Although it’s still one week from Valentine’s Day, there is love in air at the Pfister Hotel tonight. Romantic love, Milwaukee love, Latin music love.

“Guajira,” scrape, boom, swoosh, “Guajira,” scrape, boom, swoosh…It’s the type of sound that crawls under your skin and tickles until you dance. Two people are wildly gyrating in front of the window at Blu about four counts faster than the music. It looks like an African tribal dance of sorts.  They are the only people dancing in the room, but they couldn’t care less. It’s hard not to notice her, wearing a red shirt and her braid whipping slices through the heavy conversation in the air. He’s wearing a sweater vest and thick-rimmed glasses. His movements are stiff and jerky, but his chin stays up as he concentrates on repeating the same footsteps.

A woman courteously invites me to share her corner of the room as we remain innocent bystanders to their unabashed spectacle and soak in the energy radiating from the room. We agree that it’s a crime if you’re a local and you don’t know about this great place. We both also agree that De la Buena is a fantastic band, even paired down to a quartet. She introduced herself as Bonnie Schafer. Her husband John returned to their table and they nibbled on a brightly-colored assortment of cheese cubes as we continued to gush about all the different things we love about Milwaukee – live music, Blu and views of the lake top the list. As more and more guests trickle in from the Heart Ball (more on that later this week) I decided to relinquish my coveted spot near the band and head downstairs.

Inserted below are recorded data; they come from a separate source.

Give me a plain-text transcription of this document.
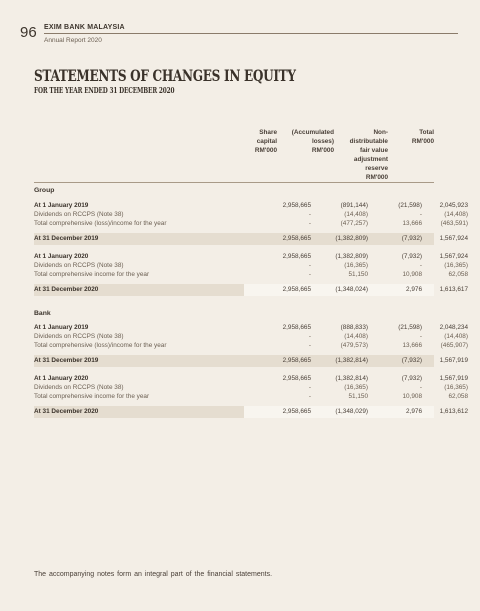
96 EXIM BANK MALAYSIA
Annual Report 2020
STATEMENTS OF CHANGES IN EQUITY
FOR THE YEAR ENDED 31 DECEMBER 2020
Share
capital
RM'000
(Accumulated
losses)
RM'000
Non-
distributable
fair value
adjustment
reserve
RM'000
Total
RM'000
Group
At 1 January 2019	2,958,665	(891,144)	(21,598)	2,045,923
Dividends on RCCPS (Note 38)	-	(14,408)	-	(14,408)
Total comprehensive (loss)/income for the year	-	(477,257)	13,666	(463,591)
At 31 December 2019	2,958,665	(1,382,809)	(7,932)	1,567,924
At 1 January 2020	2,958,665	(1,382,809)	(7,932)	1,567,924
Dividends on RCCPS (Note 38)	-	(16,365)	-	(16,365)
Total comprehensive income for the year	-	51,150	10,908	62,058
At 31 December 2020	2,958,665	(1,348,024)	2,976	1,613,617
Bank
At 1 January 2019	2,958,665	(888,833)	(21,598)	2,048,234
Dividends on RCCPS (Note 38)	-	(14,408)	-	(14,408)
Total comprehensive (loss)/income for the year	-	(479,573)	13,666	(465,907)
At 31 December 2019	2,958,665	(1,382,814)	(7,932)	1,567,919
At 1 January 2020	2,958,665	(1,382,814)	(7,932)	1,567,919
Dividends on RCCPS (Note 38)	-	(16,365)	-	(16,365)
Total comprehensive income for the year	-	51,150	10,908	62,058
At 31 December 2020	2,958,665	(1,348,029)	2,976	1,613,612
The accompanying notes form an integral part of the financial statements.
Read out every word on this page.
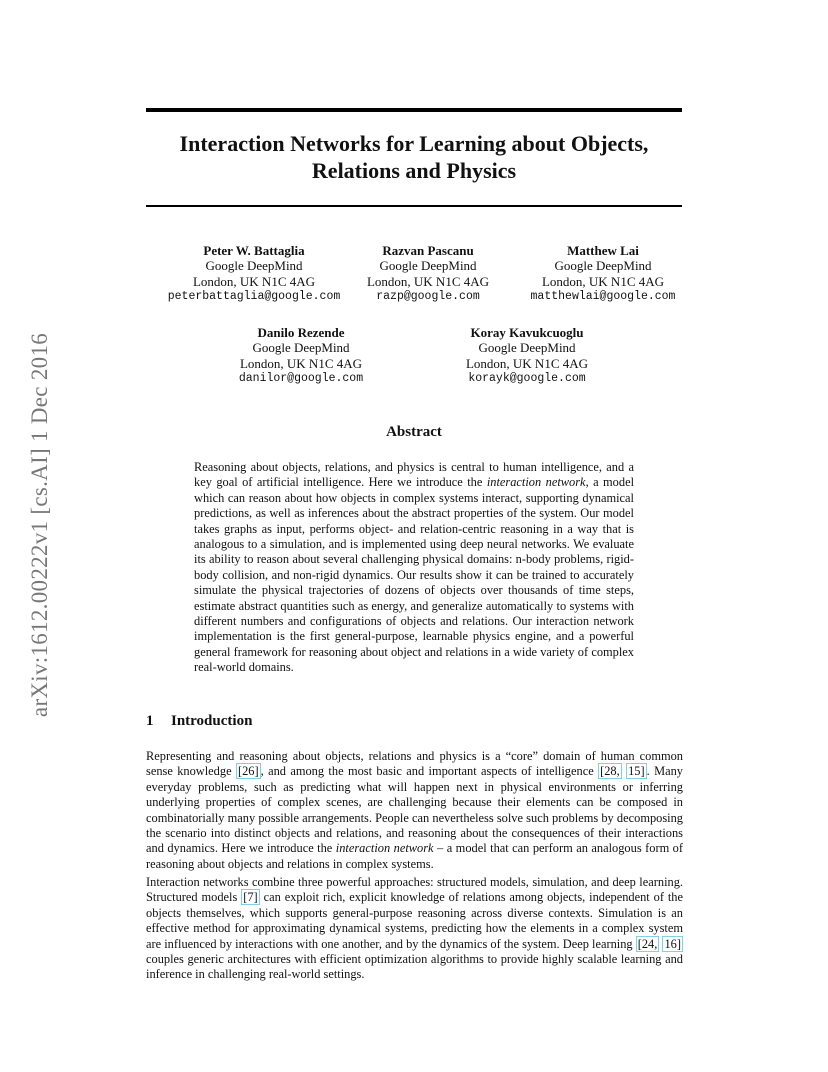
arXiv:1612.00222v1 [cs.AI] 1 Dec 2016
Interaction Networks for Learning about Objects,
Relations and Physics
Peter W. Battaglia
Google DeepMind
London, UK N1C 4AG
peterbattaglia@google.com
Razvan Pascanu
Google DeepMind
London, UK N1C 4AG
razp@google.com
Matthew Lai
Google DeepMind
London, UK N1C 4AG
matthewlai@google.com
Danilo Rezende
Google DeepMind
London, UK N1C 4AG
danilor@google.com
Koray Kavukcuoglu
Google DeepMind
London, UK N1C 4AG
korayk@google.com
Abstract

Reasoning about objects, relations, and physics is central to human intelligence, and a key goal of artificial intelligence. Here we introduce the interaction network, a model which can reason about how objects in complex systems interact, supporting dynamical predictions, as well as inferences about the abstract properties of the system. Our model takes graphs as input, performs object- and relation-centric reasoning in a way that is analogous to a simulation, and is implemented using deep neural networks. We evaluate its ability to reason about several challenging physical domains: n-body problems, rigid-body collision, and non-rigid dynamics. Our results show it can be trained to accurately simulate the physical trajectories of dozens of objects over thousands of time steps, estimate abstract quantities such as energy, and generalize automatically to systems with different numbers and configurations of objects and relations. Our interaction network implementation is the first general-purpose, learnable physics engine, and a powerful general framework for reasoning about object and relations in a wide variety of complex real-world domains.

1 Introduction

Representing and reasoning about objects, relations and physics is a “core” domain of human common sense knowledge [26] , and among the most basic and important aspects of intelligence [28, 15] . Many everyday problems, such as predicting what will happen next in physical environments or inferring underlying properties of complex scenes, are challenging because their elements can be composed in combinatorially many possible arrangements. People can nevertheless solve such problems by decomposing the scenario into distinct objects and relations, and reasoning about the consequences of their interactions and dynamics. Here we introduce the interaction network – a model that can perform an analogous form of reasoning about objects and relations in complex systems.

Interaction networks combine three powerful approaches: structured models, simulation, and deep learning. Structured models [7] can exploit rich, explicit knowledge of relations among objects, independent of the objects themselves, which supports general-purpose reasoning across diverse contexts. Simulation is an effective method for approximating dynamical systems, predicting how the elements in a complex system are influenced by interactions with one another, and by the dynamics of the system. Deep learning [24, 16] couples generic architectures with efficient optimization algorithms to provide highly scalable learning and inference in challenging real-world settings.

At the lobby bar, I found Ted and Victoria unwinding in the company of two Kettle One martinis, straight up. A single olive floated in their glasses like a buoy.

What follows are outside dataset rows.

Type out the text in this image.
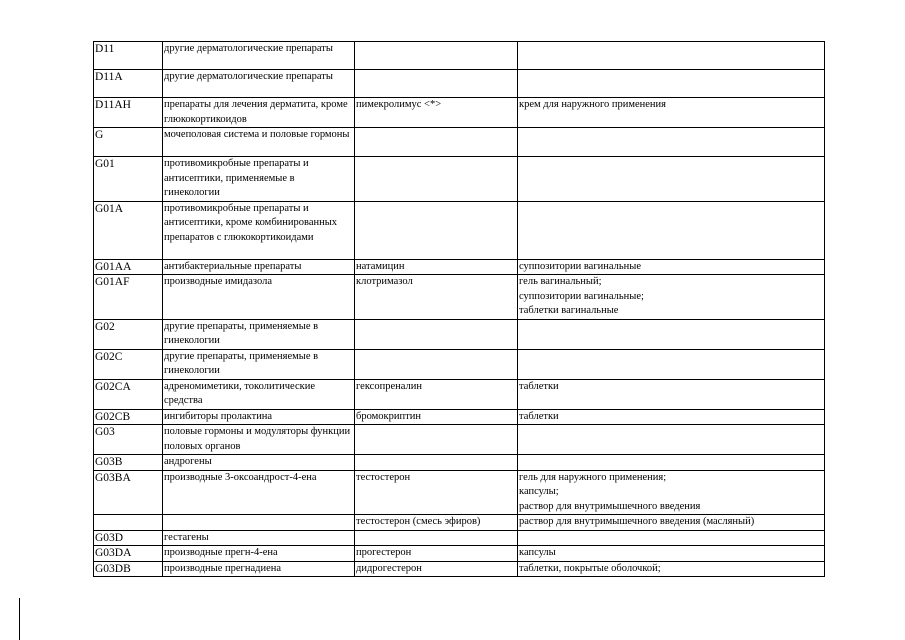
D11	другие дерматологические препараты		
D11A	другие дерматологические препараты		
D11AH	препараты для лечения дерматита, кроме глюкокортикоидов	пимекролимус <*>	крем для наружного применения
G	мочеполовая система и половые гормоны		
G01	противомикробные препараты и антисептики, применяемые в гинекологии		
G01A	противомикробные препараты и антисептики, кроме комбинированных препаратов с глюкокортикоидами		
G01AA	антибактериальные препараты	натамицин	суппозитории вагинальные
G01AF	производные имидазола	клотримазол	гель вагинальный;
суппозитории вагинальные;
таблетки вагинальные
G02	другие препараты, применяемые в гинекологии		
G02C	другие препараты, применяемые в гинекологии		
G02CA	адреномиметики, токолитические средства	гексопреналин	таблетки
G02CB	ингибиторы пролактина	бромокриптин	таблетки
G03	половые гормоны и модуляторы функции половых органов		
G03B	андрогены		
G03BA	производные 3-оксоандрост-4-ена	тестостерон	гель для наружного применения;
капсулы;
раствор для внутримышечного введения
		тестостерон (смесь эфиров)	раствор для внутримышечного введения (масляный)
G03D	гестагены		
G03DA	производные прегн-4-ена	прогестерон	капсулы
G03DB	производные прегнадиена	дидрогестерон	таблетки, покрытые оболочкой;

They excitedly greeted Ellie, the cocktail waitress, a familiar face. “How long have you been working here?” asked Victoria. “32 years,” proudly replied Ellie. “That’s about as long as I’ve been coming here,” admitted Ted.

Cecil Negro Jr. of De la Buena
Cecil Negro Jr. of De la Buena

Ted went to Marquette University from 1964-1969. He visited the Pfister Hotel for the first time when his parents were dropping him off at school and it quickly became a family favorite. “They continued to stay here every time they came to Milwaukee to visit me,” he said. Now living in Chicago, Ted and his wife Victoria make it a Valentine’s Day tradition to stay at Pfister Hotel. “I know it’s a little early, but we wanted to come in for the Marquette basketball game today,” says Victoria. “We like to make it back a few times a year for the summer festivals or to cheer on Marquette.”

I urged them to head upstairs and hear De La Buena. Victoria’s ears perked up like a bunny when I said Latin music. “Will there be dancing? she asked “I do ballroom and Salsa dance.”

“You will not be the only ones dancing,” I promised. “And if you know ballroom, you’re two steps ahead of the rest.”